Nein, für einmal gab es keine Dramen am Ende der Etappe. Das sechste Teilstück bot viele Singletrails, das Wetter meinte es mit etwas Regen am Morgen gut mit den Fahrern und die Strecke war mit 71 Kilometern mit Abstand die kürzeste der ganzen Woche. Das letzte Duo kam elf Minuten vor dem Cut-off ins Ziel.
Ohne Gänsehaut im Publikum ging es aber trotzdem nicht. Wie jedes Mal, wenn Reuben van Niekerk auf die Zielgerade einbiegt, gehen die Emotionen hoch. Der 31-Jährige verlor sein rechtes Bein bei einem Töffunfall 2008.
So fährt Reuben mit einer Prothese: «Ich habe es nie gemessen, aber ich würde sagen in meinem rechten Bein, habe ich vielleicht noch gut 30 Prozent der Kraft meines gesunden Beins.» In den Downhills hat er daher immer sein linkes Bein unten: «Rechts ist's einfach nicht stabil genug.»
Trotzdem gehören Abfahrten auf Singletrails zu den Lieblingsabschnitten des Südafrikaners: «Ich fuhr früher Motocross, das hilft. Heute machte es grossen Spass.» Mühe bereiten ihm dagegen die Aufstiege. Dort sieht er auch seinen grössten Nachteil gegenüber nicht handicapierten Fahrern: «Das braucht Power und die habe ich nicht. Zudem kann ich wegen meiner Prothese nicht aus dem Sattel. Entweder ich schaffe die Anstiege sitzend oder ich muss schieben.»
Da wären wir dann beim zweiten deutlich sichtbaren Problem des Mannes aus Pretoria: Der Fuss der Prothese ist steif. «Mir fehlt das Gelenk im künstlichen Fuss. Bei Aufstiegen muss ich daher halbwegs seitwärts gehen.»
Trotzdem hat ihn «der Cape-Epic-Käfer gebissen». Bei drei Teilnahmen ist er jetzt angelangt. Bei der Premiere 2013 schaffte er es nicht ins Ziel, 2014 beendete er das Rennen als erster beinamputierter Fahrer und 2015 möchte – und dürfte – er diesen Triumph wiederholen. Und dann? «Ich werde wieder mitmachen!»
Gelockt hat ihn das Cape Epic schon vor dem Unfall.
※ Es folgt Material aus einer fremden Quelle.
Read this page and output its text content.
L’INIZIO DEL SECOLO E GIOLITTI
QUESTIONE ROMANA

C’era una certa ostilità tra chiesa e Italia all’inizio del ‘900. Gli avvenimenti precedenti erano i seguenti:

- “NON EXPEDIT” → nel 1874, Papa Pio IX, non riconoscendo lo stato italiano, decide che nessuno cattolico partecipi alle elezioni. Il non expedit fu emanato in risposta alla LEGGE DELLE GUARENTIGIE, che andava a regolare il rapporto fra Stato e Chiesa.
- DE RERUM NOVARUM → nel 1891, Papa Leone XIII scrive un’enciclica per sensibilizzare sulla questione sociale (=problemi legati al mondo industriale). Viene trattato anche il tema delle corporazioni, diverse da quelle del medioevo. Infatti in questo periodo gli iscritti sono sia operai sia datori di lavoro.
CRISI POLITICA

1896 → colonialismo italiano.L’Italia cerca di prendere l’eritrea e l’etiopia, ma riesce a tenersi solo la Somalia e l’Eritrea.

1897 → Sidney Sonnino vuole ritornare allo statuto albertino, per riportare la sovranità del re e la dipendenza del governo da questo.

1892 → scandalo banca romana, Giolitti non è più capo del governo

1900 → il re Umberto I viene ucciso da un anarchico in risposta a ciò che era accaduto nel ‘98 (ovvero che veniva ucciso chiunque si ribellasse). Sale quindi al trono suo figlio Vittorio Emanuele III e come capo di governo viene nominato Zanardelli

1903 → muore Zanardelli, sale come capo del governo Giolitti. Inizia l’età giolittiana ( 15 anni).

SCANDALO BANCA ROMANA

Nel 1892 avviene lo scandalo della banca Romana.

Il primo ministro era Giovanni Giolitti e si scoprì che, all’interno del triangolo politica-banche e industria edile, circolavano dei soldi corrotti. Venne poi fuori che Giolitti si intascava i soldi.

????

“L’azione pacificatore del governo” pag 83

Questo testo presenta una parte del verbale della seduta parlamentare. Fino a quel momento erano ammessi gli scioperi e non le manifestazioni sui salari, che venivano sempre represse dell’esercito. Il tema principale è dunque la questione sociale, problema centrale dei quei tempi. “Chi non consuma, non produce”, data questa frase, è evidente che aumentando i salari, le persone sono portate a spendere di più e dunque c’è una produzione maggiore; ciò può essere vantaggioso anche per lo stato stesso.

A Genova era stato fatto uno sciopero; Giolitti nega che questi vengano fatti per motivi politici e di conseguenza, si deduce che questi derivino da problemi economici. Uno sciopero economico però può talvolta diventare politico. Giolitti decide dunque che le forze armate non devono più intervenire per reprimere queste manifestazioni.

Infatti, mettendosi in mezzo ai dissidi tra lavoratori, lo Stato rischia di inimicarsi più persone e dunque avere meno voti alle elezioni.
Danach dachte er, als Volunteer könne er wenigstens Teil des Events sein. Und weil Volunteers jeweils einen Entry für das nächste Jahr erhalten, packte er die Chance. 12 Stunden Training absolviert der baumhohe Fahrer wöchentlich. «Allerdings ist der höchste Berg in meiner Heimat nur 120 Meter hoch. Daher kann ich die Steigungen fast nicht trainieren.»
Obwohl Reuben nur noch eine 87 Kilometer lange Etappe vom Ziel in Meerendal trennen, bezeichnet er die diesjährige Ausgabe als seine bisher härteste: «Letztes Jahr war viel mehr fahrbar für mich. Dieses Jahr habe ich das Gefühl, dass ich nur am schieben bin. Und das ist das Schlimmste für mich.»
Die vielen Schiebepassagen in den Etappen 3 und 4 sorgten auch dafür, dass seine Teamkollegin Dagmar ihn jeweils abhängte, weil sie glaubte, sonst den Cut-off nicht zu schaffen. Immer kämpfte sich Reuben doch noch rechtzeitig ins Ziel. Wirklich knapp wurde es nur in der 5. Etappe, als er 14 Minuten übrig hatte. Jetzt ist das Ziel nah.